Again, Socrates turns their own argument against the rhetoricians. If probability is engendered by the likeness or appearance of truth, it follows that the rhetorician, especially the rhetorician who wishes to deceive his audience, must have knowledge of the truth. The better his knowledge of the truth, the more easily he can present appearances of the truth (pp. 306, 321). The speaker must therefore know his subject: he must know how to understand scattered particulars as expressions of one idea, or how to perceive the One in the Many; he must be able to divide and classify those particulars and know how to generalise; he must be able to discern the nature of the soul and the different modes of discourse which might affect different natures (p. 326). In short, for Socrates there is no real art of speaking divorced from truth (304). Once again, rhetoric is permissible provided it dons the vesture of philosophy; provided that it impossibly reconfigures itself according to a conception of truth which is alien to its very nature.

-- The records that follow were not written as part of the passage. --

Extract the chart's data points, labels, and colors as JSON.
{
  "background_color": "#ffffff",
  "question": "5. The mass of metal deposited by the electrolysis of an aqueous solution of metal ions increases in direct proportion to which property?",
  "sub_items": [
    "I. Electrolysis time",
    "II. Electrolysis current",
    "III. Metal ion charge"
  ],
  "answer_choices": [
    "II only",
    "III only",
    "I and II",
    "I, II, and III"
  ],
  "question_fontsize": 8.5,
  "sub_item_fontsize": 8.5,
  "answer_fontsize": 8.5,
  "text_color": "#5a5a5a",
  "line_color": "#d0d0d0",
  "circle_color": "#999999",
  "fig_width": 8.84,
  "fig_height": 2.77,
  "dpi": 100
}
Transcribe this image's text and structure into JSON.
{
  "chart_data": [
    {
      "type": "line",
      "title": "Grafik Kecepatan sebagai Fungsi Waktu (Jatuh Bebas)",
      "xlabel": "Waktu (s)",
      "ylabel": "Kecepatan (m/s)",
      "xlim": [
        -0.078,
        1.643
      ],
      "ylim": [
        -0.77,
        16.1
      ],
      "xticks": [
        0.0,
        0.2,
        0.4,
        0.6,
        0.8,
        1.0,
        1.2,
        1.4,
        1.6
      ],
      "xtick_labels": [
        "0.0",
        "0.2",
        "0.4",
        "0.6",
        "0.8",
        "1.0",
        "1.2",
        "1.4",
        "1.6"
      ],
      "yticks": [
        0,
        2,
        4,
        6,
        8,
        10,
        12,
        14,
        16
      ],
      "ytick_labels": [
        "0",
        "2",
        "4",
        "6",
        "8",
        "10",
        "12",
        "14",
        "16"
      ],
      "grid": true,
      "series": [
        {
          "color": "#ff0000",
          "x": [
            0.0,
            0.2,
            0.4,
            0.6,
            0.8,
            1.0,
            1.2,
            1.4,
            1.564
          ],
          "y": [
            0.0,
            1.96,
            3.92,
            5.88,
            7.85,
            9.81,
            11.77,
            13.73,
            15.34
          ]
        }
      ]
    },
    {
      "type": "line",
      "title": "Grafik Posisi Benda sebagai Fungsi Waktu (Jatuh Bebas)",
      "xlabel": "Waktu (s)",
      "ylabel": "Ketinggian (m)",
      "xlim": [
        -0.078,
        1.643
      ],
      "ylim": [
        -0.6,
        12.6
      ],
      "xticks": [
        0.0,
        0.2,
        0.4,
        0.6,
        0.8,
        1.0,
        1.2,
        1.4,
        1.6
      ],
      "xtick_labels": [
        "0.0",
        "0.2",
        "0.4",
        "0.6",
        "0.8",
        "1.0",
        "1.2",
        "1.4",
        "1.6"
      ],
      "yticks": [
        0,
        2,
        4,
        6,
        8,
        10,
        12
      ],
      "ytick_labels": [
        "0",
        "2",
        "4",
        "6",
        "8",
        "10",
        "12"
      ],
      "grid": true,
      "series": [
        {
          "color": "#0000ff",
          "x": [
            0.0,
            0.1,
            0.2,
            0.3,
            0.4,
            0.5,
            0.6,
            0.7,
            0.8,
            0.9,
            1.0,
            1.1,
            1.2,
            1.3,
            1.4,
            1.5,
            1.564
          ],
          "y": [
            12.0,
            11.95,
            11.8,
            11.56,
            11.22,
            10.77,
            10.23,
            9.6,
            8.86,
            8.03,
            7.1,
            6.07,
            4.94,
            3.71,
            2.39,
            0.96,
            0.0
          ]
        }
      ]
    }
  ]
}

The notion of truth which rhetoric must inevitably harbour is truth as consensus. Even if its ostensible aim is persuasion or conviction, such persuasion can be achieved rationally on the basis of argument whose overall end is to give the appearance of approximating truth. To argue a case is never a matter of ostensive definition; it is never a matter of simply putting people in possession of the facts; not only do the facts need to be interpreted but what count as facts in the first place are the results of interpretations. Facts themselves are interpretations from various viewpoints. In fact, the very possibility of rhetoric is premised on the absence of truth as anything but an ideal limit. All that is possible is appearance of truth or approximation to truth; any actual truth which transcended the viewpoints on the interpreters would eliminate the need for rhetoric. Rhetoric originates and is workable only in a democracy. In a democracy, truth is not merely relative, it is necessarily absent or non-existent as content; it can subsist only as a point of view which is forced to confront its limitations in collision with another point of view. There is no truth to measure it against, only perhaps degrees of comprehensiveness and coherence with solidified interpretations which have achieved conventionally the status of facts. But there must be an element of externality which brings into relief the limitation of a given viewpoint. The danger of this democratic situation is that the majority could affirm something to be true which is false.